Now simplifying this, 5.3 minus 3 is 2.3. That's going to be times the square root of 20. I'm just moving the square root on the top, because that's what you do when you're dividing by a fraction. You just flip the fraction and multiply by the top. And then that's divided by 2.557. Now simplifying this, I get 10.286 divided by 2.557, which results in a value of 4.023. And so that's my t-value then.
So what do I do with this value? Well, using my t-distribution table, I know that my alpha value was 0.01. And I strictly said that the mu was actually greater than three parts per billion. Now that means then I'm doing a one sided test. Now, I'm going to look at then the 99% confidence interval, because again, that's what my 0.01 relates to for a one sided test. If I was doing a two sided, I would do 99.5%. And I'm looking at 19 degrees of freedom. So that's here. So I just move over, and then I get my value. So my t critical value that I'm comparing to is going to be 2.861.
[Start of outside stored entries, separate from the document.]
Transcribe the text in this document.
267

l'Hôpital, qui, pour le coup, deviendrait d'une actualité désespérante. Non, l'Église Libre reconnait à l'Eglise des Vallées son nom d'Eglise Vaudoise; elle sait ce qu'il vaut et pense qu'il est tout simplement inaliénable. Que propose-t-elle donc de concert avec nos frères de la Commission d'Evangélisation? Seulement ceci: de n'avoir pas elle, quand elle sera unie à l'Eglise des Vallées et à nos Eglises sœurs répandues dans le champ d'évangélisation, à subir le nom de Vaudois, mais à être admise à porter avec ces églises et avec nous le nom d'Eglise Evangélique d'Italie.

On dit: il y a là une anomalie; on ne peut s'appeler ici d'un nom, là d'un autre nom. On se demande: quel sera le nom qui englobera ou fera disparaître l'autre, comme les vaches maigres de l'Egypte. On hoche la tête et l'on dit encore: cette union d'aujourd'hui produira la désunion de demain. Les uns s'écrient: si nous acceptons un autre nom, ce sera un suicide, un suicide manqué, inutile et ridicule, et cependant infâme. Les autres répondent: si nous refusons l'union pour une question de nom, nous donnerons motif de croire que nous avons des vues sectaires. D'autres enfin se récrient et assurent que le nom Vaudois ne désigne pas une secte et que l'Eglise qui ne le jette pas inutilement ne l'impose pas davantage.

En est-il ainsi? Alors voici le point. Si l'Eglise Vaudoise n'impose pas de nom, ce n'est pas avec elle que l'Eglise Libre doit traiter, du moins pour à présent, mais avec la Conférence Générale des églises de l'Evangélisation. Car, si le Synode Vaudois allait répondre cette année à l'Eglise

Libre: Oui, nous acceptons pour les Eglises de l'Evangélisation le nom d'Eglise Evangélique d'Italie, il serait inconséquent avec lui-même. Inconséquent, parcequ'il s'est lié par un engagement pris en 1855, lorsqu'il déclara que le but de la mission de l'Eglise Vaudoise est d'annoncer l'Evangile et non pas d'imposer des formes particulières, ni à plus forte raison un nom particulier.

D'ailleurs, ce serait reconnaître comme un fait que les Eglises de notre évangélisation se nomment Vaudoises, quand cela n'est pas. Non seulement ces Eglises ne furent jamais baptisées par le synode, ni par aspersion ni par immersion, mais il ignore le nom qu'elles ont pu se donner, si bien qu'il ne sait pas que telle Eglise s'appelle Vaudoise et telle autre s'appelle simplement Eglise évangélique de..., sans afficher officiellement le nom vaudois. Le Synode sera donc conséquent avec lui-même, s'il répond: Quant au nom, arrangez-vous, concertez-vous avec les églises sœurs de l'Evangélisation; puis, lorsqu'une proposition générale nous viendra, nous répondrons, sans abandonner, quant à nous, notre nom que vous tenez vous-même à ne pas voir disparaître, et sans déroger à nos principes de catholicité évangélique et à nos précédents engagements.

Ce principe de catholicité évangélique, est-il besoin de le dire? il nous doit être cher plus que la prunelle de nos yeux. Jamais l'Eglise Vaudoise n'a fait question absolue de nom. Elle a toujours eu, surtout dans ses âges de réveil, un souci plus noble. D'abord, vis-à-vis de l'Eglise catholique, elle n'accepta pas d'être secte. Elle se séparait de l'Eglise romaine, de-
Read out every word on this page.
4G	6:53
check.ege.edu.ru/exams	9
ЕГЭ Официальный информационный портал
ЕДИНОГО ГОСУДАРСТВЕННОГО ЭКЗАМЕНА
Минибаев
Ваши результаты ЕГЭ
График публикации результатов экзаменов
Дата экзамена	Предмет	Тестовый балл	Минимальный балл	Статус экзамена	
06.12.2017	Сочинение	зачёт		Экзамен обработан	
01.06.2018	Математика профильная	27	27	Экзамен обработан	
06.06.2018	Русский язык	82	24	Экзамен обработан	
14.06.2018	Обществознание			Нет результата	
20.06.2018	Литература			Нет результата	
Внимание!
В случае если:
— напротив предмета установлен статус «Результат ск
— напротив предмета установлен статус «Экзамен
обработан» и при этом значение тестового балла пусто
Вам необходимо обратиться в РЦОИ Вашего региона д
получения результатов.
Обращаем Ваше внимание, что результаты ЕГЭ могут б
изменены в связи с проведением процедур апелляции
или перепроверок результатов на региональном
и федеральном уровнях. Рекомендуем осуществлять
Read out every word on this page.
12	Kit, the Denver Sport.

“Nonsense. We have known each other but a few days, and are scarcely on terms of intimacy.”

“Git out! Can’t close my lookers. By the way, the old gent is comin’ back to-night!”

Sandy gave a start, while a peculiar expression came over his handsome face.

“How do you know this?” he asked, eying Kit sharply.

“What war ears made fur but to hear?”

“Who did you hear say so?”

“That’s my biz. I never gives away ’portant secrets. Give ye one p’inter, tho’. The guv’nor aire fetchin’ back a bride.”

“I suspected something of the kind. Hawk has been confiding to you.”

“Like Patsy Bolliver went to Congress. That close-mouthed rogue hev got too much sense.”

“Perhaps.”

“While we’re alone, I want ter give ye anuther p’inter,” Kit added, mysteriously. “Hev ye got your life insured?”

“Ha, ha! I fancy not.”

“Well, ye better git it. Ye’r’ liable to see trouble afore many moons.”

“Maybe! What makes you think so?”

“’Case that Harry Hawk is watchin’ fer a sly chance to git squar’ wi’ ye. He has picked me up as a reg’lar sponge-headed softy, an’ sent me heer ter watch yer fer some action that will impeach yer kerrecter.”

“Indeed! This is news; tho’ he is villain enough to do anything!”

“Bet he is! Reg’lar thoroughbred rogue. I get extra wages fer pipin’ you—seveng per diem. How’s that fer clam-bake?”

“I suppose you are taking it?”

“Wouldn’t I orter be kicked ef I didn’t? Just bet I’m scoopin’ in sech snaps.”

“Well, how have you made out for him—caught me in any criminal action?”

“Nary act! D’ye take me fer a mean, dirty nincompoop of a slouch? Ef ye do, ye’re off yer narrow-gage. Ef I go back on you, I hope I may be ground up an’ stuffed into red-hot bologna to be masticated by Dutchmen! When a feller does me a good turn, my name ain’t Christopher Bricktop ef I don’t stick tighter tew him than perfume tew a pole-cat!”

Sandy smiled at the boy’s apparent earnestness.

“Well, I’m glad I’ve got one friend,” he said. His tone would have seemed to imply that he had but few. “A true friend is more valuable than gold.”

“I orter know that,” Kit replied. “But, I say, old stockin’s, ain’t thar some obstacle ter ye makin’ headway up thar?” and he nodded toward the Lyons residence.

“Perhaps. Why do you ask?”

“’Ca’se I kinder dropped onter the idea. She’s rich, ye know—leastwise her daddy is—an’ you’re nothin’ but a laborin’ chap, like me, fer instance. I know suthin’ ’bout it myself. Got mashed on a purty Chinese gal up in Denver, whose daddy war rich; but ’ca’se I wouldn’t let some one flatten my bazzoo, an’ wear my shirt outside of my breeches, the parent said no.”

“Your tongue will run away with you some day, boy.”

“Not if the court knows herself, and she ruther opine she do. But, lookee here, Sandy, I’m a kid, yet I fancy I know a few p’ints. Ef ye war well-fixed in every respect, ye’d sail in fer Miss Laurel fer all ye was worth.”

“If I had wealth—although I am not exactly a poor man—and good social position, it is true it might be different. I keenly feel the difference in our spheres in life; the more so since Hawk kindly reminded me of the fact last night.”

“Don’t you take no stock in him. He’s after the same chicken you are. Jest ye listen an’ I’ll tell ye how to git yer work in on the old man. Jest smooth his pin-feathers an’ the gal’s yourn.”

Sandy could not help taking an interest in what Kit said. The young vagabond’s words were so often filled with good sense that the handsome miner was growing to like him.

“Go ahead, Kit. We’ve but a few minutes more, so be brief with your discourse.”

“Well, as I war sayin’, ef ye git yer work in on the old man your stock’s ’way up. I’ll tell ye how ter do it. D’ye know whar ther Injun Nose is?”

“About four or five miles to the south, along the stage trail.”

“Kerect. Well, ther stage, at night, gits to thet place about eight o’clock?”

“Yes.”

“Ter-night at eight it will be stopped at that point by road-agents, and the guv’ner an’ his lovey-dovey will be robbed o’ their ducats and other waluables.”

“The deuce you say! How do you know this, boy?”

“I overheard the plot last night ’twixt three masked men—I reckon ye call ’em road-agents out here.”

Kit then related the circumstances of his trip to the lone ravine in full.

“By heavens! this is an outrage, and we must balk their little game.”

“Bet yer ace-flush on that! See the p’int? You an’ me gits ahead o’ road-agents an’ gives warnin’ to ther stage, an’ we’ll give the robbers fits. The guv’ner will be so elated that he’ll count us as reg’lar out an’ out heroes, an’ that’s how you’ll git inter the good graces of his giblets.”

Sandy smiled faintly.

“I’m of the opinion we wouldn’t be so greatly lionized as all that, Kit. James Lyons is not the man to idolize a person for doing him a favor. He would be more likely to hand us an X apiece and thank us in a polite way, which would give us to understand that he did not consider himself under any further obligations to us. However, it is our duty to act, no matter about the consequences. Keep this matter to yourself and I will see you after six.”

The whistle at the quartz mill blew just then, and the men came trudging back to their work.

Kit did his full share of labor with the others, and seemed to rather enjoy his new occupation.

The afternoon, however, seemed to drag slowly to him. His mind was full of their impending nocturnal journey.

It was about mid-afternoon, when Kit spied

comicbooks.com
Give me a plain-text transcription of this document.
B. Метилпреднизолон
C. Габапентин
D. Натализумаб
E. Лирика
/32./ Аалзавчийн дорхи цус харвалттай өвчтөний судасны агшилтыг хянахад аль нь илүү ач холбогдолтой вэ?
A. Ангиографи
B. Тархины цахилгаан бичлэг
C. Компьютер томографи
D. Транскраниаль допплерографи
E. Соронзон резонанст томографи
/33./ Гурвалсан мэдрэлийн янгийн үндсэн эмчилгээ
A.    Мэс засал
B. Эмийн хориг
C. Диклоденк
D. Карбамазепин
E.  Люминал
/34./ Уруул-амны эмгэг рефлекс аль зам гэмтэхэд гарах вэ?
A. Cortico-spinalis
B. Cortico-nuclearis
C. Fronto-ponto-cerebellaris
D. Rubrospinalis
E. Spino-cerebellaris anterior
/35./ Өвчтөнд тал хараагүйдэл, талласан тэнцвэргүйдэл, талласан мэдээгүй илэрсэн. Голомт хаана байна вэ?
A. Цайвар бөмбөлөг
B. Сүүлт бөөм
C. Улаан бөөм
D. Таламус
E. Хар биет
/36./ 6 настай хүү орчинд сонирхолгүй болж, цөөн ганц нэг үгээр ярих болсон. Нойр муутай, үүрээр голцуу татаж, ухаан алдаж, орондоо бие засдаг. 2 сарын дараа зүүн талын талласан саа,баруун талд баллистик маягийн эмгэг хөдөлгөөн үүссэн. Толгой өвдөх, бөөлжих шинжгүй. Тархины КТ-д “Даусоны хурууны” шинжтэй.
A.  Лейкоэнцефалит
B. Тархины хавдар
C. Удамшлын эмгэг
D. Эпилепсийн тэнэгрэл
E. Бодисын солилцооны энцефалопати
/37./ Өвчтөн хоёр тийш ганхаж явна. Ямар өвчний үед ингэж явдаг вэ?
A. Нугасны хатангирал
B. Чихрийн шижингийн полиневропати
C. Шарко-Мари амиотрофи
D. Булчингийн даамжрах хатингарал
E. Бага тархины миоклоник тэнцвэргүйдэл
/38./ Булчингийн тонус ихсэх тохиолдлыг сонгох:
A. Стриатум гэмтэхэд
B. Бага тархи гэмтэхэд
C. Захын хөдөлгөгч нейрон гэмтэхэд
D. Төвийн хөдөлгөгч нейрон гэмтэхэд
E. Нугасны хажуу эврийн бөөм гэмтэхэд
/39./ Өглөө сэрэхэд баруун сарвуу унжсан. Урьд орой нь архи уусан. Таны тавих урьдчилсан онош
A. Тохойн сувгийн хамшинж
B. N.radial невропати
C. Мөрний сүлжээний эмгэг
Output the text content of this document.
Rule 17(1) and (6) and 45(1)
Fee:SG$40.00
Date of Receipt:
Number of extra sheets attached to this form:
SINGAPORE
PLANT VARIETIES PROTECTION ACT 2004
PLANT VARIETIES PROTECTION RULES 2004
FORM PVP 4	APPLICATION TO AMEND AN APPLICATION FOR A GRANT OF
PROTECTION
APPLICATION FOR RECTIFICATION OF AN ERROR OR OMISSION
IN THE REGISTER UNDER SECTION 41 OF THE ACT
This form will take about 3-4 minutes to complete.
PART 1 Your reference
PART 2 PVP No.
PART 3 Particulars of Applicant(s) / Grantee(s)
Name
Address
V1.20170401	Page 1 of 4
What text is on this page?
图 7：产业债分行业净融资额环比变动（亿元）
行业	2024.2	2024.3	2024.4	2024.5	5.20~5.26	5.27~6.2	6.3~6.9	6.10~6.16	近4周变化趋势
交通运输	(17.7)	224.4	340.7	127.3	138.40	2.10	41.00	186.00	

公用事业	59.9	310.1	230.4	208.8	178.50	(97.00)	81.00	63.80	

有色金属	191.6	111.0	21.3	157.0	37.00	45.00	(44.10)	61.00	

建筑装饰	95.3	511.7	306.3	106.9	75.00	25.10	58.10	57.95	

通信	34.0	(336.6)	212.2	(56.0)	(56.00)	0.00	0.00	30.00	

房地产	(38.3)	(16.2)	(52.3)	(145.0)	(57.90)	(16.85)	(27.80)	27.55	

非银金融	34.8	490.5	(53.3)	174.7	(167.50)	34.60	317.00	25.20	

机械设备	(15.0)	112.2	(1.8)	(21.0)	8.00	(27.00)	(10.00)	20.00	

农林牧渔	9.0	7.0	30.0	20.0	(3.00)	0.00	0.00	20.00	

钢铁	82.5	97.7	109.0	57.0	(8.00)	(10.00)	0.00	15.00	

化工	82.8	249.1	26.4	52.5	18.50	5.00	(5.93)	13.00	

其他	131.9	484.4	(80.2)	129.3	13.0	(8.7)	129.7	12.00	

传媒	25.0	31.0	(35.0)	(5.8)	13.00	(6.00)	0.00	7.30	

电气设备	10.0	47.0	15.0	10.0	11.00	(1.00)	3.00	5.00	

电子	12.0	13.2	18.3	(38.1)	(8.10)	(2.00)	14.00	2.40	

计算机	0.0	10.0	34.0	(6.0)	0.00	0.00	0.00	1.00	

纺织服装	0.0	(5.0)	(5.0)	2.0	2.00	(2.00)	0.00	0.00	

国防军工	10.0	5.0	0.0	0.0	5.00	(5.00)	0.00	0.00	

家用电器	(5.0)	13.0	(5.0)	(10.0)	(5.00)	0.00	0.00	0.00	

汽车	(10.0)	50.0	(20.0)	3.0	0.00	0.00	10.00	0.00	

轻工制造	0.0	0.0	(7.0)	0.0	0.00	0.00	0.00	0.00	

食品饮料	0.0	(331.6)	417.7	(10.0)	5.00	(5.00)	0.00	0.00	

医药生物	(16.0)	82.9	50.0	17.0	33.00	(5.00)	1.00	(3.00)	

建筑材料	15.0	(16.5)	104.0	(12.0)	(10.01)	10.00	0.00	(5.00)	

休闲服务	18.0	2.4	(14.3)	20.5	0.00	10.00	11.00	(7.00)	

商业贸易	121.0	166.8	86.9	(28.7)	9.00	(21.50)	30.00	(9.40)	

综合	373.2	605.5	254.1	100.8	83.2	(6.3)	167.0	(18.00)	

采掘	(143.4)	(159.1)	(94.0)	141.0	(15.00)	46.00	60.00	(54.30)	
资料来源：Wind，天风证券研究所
Now, my value that I calculated was 4.023. And we see that 4.023 is clearly greater than 2.861. Now what does that mean? Well, this means that we have strong evidence that shows that the actual concentration of atrazine in the town's drinking water is higher than the national average. So then I would be able to warn the town that you shouldn't be drinking this water because it's bad for you. And that's basically how you then perform a test for the population means when you don't know the population standard deviation. So I hope this lesson was helpful.